A área de operações nos dias de hoje não pode ser estática. O dinamismo do funcionamento do mercado exige uma capacidade de adaptação rápida e desenvolver respostas estruturadas diante imprevistos. Essa é a principal característica que define uma gestão eficaz de processos e logísticas em situações complexas como, por exemplo, a pandemia da covid-19, que exigiu um redesenho de diversas atividades.

Para Fabiano Ronsani Silva, essa capacidade reativa é fundamental, pois atuar em operações não é esperar os cenários acontecerem, mas resolver os desafios do dia a dia. “A característica de operações é a reação, mas é a reação estruturada. A resiliência é isso, é a capacidade de você se adaptar àquilo que está acontecendo”, afirma.

A tecnologia e a inovação também foram abordados no episódio, em que o pró-reitor da FAE destaca que deve ser alvo de investimentos, mas de maneira planejada com o intuito de otimizar processos e trazer um impacto positivo para o cliente e não como um fim em si mesmo. “[O importante] não é o quanto de orçamento em tecnologia que uma empresa coloca e sim como o meu cliente percebe valor no resultado daquela tecnologia”, afirma Everton.
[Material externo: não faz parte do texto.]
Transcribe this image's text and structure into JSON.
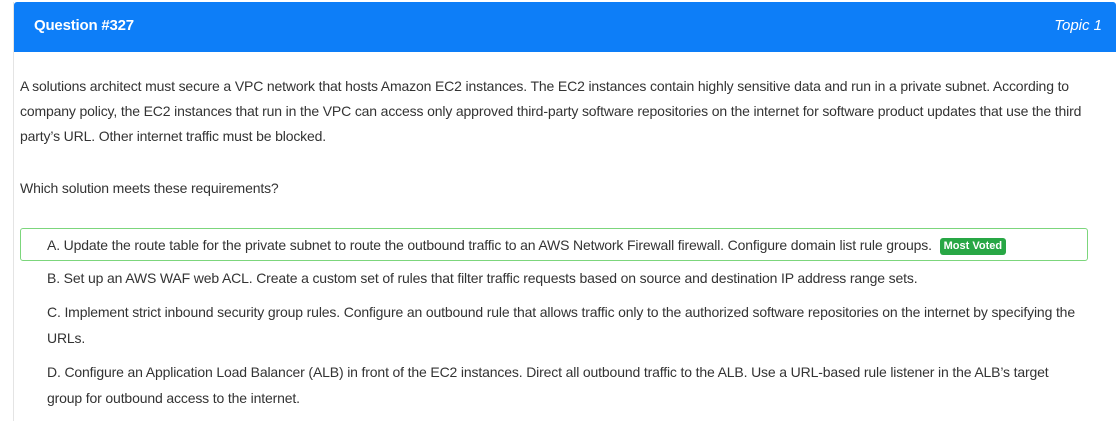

A fim de orientar profissionais que planejam entrar nas áreas de Operações e Supply Chain, Drohomeretski destaca que é necessário conhecer as próprias forças e fraquezas, para entender como contribuir nos diferentes desafios das organizações. Já Fabiano complementa que um perfil inquieto e questionador é fundamental, pois contribui para a melhoria constante na busca por processos mais eficientes.